I'm headed to New York City this morning for a reunion with two of my best friends from college, Eileen Consey-Heywood and Carla Forbes-Kelly. (I feel a little underdressed since I don't have a hyphenated last name, but I suppose I could hyphenate my two first names, the way Mary-Chapin Carpenter does.) The weather is gorgeous, and we're supposed to go to a baseball game tonight (Yankees? Mets? I'd better figure it out before I get there).
Anna called this morning to report a rare celebrity-sighting in central Maine, so check out her blog for details. Today's term is courtesy of her, since both the Bragdons and the Lechners are currently having paper pregnancies.
What I Read This Week
Joseph Wambaugh, Hollywood Station. I read this book in manuscript; Amazon says it'll be available in late November, but Sarah Weinman said she thought it wasn't due until January of next year. It's a massive, episodic look at the post-reform era Los Angeles Police Department, and should be another big bestseller.
Christopher Fowler, Ten-Second Staircase. Detectives Bryant and May, the old men who run London's Peculiar Crimes Unit, investigate a series of murders that seem to have been committed by a ghostly highwayman. This fourth entry is just as much fun as the first, and I feel rewarded for sticking with the series.
Keith Donahue, The Stolen Child. Even Amazon's shipping boxes have ads for this book, but for once, the book is just as good as promised. Eight-year-old Henry Day runs away to the woods, where a band of fairies seizes him. Their leader changes places with him and returns to Henry's family to live out his own stolen life, while Henry, now called Aniday, remains trapped in a permanent childhood.
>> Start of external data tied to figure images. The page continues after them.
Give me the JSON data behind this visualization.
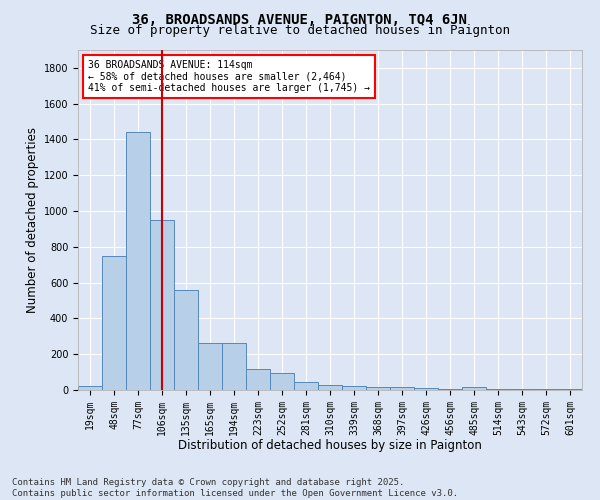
{
  "title": "36, BROADSANDS AVENUE, PAIGNTON, TQ4 6JN",
  "subtitle": "Size of property relative to detached houses in Paignton",
  "xlabel": "Distribution of detached houses by size in Paignton",
  "ylabel": "Number of detached properties",
  "categories": [
    "19sqm",
    "48sqm",
    "77sqm",
    "106sqm",
    "135sqm",
    "165sqm",
    "194sqm",
    "223sqm",
    "252sqm",
    "281sqm",
    "310sqm",
    "339sqm",
    "368sqm",
    "397sqm",
    "426sqm",
    "456sqm",
    "485sqm",
    "514sqm",
    "543sqm",
    "572sqm",
    "601sqm"
  ],
  "bar_heights": [
    25,
    750,
    1440,
    950,
    560,
    265,
    265,
    115,
    95,
    42,
    30,
    20,
    18,
    15,
    10,
    8,
    15,
    5,
    5,
    5,
    5
  ],
  "bar_color": "#b8cfe8",
  "bar_edge_color": "#5588bb",
  "vline_color": "#cc0000",
  "vline_pos": 3.0,
  "annotation_text": "36 BROADSANDS AVENUE: 114sqm\n← 58% of detached houses are smaller (2,464)\n41% of semi-detached houses are larger (1,745) →",
  "annotation_box_facecolor": "white",
  "annotation_box_edgecolor": "red",
  "footer": "Contains HM Land Registry data © Crown copyright and database right 2025.\nContains public sector information licensed under the Open Government Licence v3.0.",
  "ylim": [
    0,
    1900
  ],
  "yticks": [
    0,
    200,
    400,
    600,
    800,
    1000,
    1200,
    1400,
    1600,
    1800
  ],
  "bg_color": "#dce6f5",
  "plot_bg_color": "#dce6f5",
  "title_fontsize": 10,
  "subtitle_fontsize": 9,
  "axis_label_fontsize": 8.5,
  "tick_fontsize": 7,
  "annot_fontsize": 7,
  "footer_fontsize": 6.5
}
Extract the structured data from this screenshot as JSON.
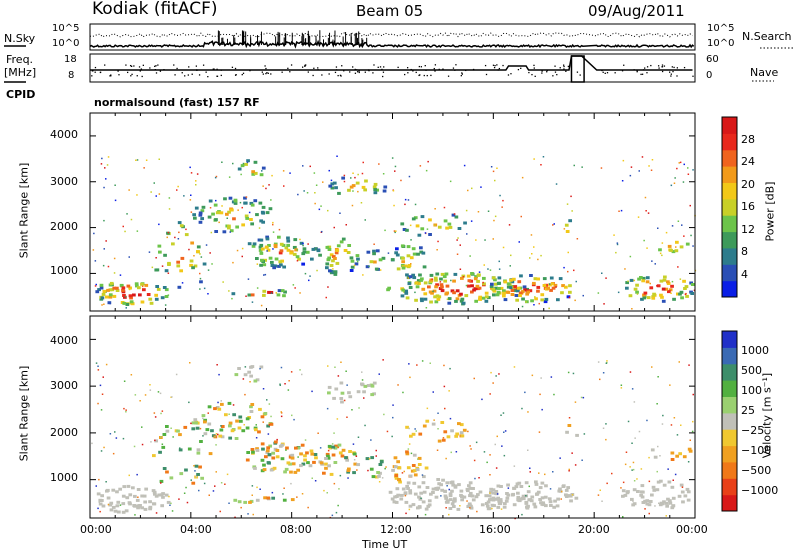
{
  "header": {
    "station": "Kodiak (fitACF)",
    "beam": "Beam 05",
    "date": "09/Aug/2011"
  },
  "top_panels": {
    "nsky_label": "N.Sky",
    "nsearch_label": "N.Search",
    "nsky_ticks": [
      "10^5",
      "10^0"
    ],
    "nsky_right_ticks": [
      "10^5",
      "10^0"
    ],
    "freq_label": "Freq.",
    "freq_unit": "[MHz]",
    "freq_ticks": [
      "18",
      "8"
    ],
    "nave_ticks": [
      "60",
      "0"
    ],
    "nave_label": "Nave",
    "cpid_label": "CPID",
    "cpid_text": "normalsound (fast) 157 RF"
  },
  "chart_data": [
    {
      "type": "heatmap",
      "name": "power-panel",
      "ylabel": "Slant Range [km]",
      "yticks": [
        "4000",
        "3000",
        "2000",
        "1000"
      ],
      "ylim": [
        180,
        4500
      ],
      "xlim": [
        0,
        24
      ],
      "colorbar_label": "Power [dB]",
      "colorbar_ticks": [
        "28",
        "24",
        "20",
        "16",
        "12",
        "8",
        "4"
      ],
      "colors": [
        "#0a1fe6",
        "#2a4fb5",
        "#2d7c8c",
        "#3d9a5a",
        "#6cc44a",
        "#c8d028",
        "#f2c818",
        "#f29a1a",
        "#f0641e",
        "#e8281c",
        "#d81818"
      ]
    },
    {
      "type": "heatmap",
      "name": "velocity-panel",
      "ylabel": "Slant Range [km]",
      "yticks": [
        "4000",
        "3000",
        "2000",
        "1000"
      ],
      "ylim": [
        180,
        4500
      ],
      "xlim": [
        0,
        24
      ],
      "colorbar_label": "Velocity [m s⁻¹]",
      "colorbar_ticks": [
        "1000",
        "500",
        "100",
        "25",
        "−25",
        "−100",
        "−500",
        "−1000"
      ],
      "colors": [
        "#2030c8",
        "#3a6ab4",
        "#3d8e6a",
        "#52b040",
        "#9ad070",
        "#c0c0b8",
        "#f0c830",
        "#f0a020",
        "#f07818",
        "#e84018",
        "#d81818"
      ]
    }
  ],
  "time_axis": {
    "label": "Time UT",
    "ticks": [
      "00:00",
      "04:00",
      "08:00",
      "12:00",
      "16:00",
      "20:00",
      "00:00"
    ]
  }
}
This is a beautiful, sad book about identity, aging and love.
Susan Kandel, Sam Spade in the Green Room. Susan Kandel really hits her stride with the third book in her Cece Caruso series. Cece is a biographer of crime writers, and each book's mystery models itself roughly on the subject of the book Cece's writing. This time around, she's serving as consultant to a movie based on her biography of Dashiell Hammett, and becomes involved in a mystery that includes murder, stolen identities, blackmail, and long-kept secrets. Cece is a wisecracking heroine, but I never feel that Kandel treats the crimes in her books too lightly.
1 comment:
And from my perspective, a paper pregnancy is WAY better than a real pregnancy!! Hope you are having a great trip. Dizzy misses you.